So,
I have a question, either on how to best use session variables from triggers, or
on how to best solve my actual problem, of effective auditing.
I'm working on a general record auditing system for a new database, that is like
the common approach of having automatic datestamp fields plus auditing tables
that track IUD, but with these 2 main features/differences:
1. Most redundancy is avoided by only inserting a record into an audit
("history") table when a main table record is updated or deleted. A plain
insert into the main table does not result in an history table insertion (an
insert-only table has no corresponding history table at all). Or to be more
accurate, a SQL UPDATE is treated logically as a DELETE+INSERT, and so the
history table just contains a copy of the old version of a record from the main,
not a current one. A main table just has an "inserted when" timestamp while a
history table has that plus a "deleted when" timestamp.
2. I have factored out "insert" and "delete" timestamps into a separate
"changeset" table, such that any other metadata for the insertion or deletion is
described in one place and a single changeset_id is used in all the regular
tables instead of the various metadata. A primary benefit of this approach is
that it is much easier to see which of any arbitrary number of data changes,
across multiple tables, were conceptually performed all together as a unit,
because they share a changeset_id value, which is more reliable than looking for
changes that share say a timestamp. But there's also avoiding meta-redundancy.
Now, its easy enough to manage all of this manually, that is, whenever I would
explicitly UPDATE/DELETE a main record, I also explicitly INSERT a history
record with its old value in the same database transaction. Done manually, the
first step is to insert a "changeset" record, then reference its pk in all the
other normal records. So manual is my fallback option.
However, I would like to have triggers to create the history records, which
should be as simple as cloning the old main table records but adding an extra
field referring to the "changeset" record related to the record that caused the
trigger. So then the information somehow needs to be available to the trigger
when a UPDATE or DELETE happens on a main table, so it can add it to the
corresponding history table insert. With UPDATE thats easy enough, as we just
copy the inserted-when value for the NEW record; but with plain DELETE there is
no such thing.
In the simpler or perhaps most common scenario, where the main table changes are
all happening right after I inserted the "changeset" record, and all in the same
database transaction or session, I presumably could just call currval() in the
triggers for the sequence generator of the "changeset" pk.
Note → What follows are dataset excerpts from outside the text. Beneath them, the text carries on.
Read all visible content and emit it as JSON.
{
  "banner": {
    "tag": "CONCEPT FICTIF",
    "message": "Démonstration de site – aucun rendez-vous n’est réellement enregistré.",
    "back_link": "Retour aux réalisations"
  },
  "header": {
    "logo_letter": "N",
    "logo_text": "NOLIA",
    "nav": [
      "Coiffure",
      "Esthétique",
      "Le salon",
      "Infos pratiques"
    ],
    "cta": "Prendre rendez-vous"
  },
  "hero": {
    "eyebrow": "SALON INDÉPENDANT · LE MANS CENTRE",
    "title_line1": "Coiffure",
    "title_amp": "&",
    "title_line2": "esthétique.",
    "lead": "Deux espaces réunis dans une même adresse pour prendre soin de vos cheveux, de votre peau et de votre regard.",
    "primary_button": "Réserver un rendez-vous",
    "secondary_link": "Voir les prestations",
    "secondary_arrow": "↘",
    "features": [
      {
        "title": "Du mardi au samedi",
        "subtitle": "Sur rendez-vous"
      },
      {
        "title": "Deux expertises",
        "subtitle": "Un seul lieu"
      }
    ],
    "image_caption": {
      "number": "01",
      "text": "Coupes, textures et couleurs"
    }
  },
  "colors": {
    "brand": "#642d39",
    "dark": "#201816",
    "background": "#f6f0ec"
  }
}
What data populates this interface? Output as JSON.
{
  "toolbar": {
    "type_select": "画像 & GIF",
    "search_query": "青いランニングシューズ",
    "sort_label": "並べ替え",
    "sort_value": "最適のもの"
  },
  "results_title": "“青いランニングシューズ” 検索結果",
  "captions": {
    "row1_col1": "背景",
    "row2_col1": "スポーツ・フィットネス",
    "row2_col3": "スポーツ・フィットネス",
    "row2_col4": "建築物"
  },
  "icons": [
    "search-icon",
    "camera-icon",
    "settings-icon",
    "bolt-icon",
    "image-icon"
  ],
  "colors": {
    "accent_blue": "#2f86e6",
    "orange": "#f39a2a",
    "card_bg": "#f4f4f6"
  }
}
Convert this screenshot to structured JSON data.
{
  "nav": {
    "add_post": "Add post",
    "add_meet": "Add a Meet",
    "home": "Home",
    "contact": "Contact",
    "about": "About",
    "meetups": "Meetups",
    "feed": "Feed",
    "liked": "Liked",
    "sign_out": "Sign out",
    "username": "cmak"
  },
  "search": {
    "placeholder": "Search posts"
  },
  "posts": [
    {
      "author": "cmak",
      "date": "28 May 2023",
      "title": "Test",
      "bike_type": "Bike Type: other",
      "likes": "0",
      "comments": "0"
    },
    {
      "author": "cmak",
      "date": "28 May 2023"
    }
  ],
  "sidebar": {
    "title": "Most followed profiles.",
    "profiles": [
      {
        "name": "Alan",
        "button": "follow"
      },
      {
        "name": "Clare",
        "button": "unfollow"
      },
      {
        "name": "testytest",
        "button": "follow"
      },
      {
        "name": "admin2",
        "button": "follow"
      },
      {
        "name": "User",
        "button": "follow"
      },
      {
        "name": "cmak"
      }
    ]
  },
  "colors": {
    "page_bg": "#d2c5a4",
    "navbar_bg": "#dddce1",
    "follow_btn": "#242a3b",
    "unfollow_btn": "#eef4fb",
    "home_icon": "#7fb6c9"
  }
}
But if I wanted to possibly make db changes in multiple transactions or sessions
and attribute them to the same "changeset", I would have to explicitly pass a
changeset id to the triggers somehow. So then a question might be what is a
best practice for doing this? Or alternately, perhaps this situation is more
just hypothetical and I haven't thought of a specific time this may happen, and
so I don't need to worry about it.
So I ask ...
Has anyone here used an auditing methodology similar to what I described above?
Or do you have any thoughts on whether I seem to be on the right track or
whether I should do something different for effective auditing instead? Or did
this even give you ideas for something to try yourself?
Or is what I said here not understandable?
Thank you in advance for your feedback.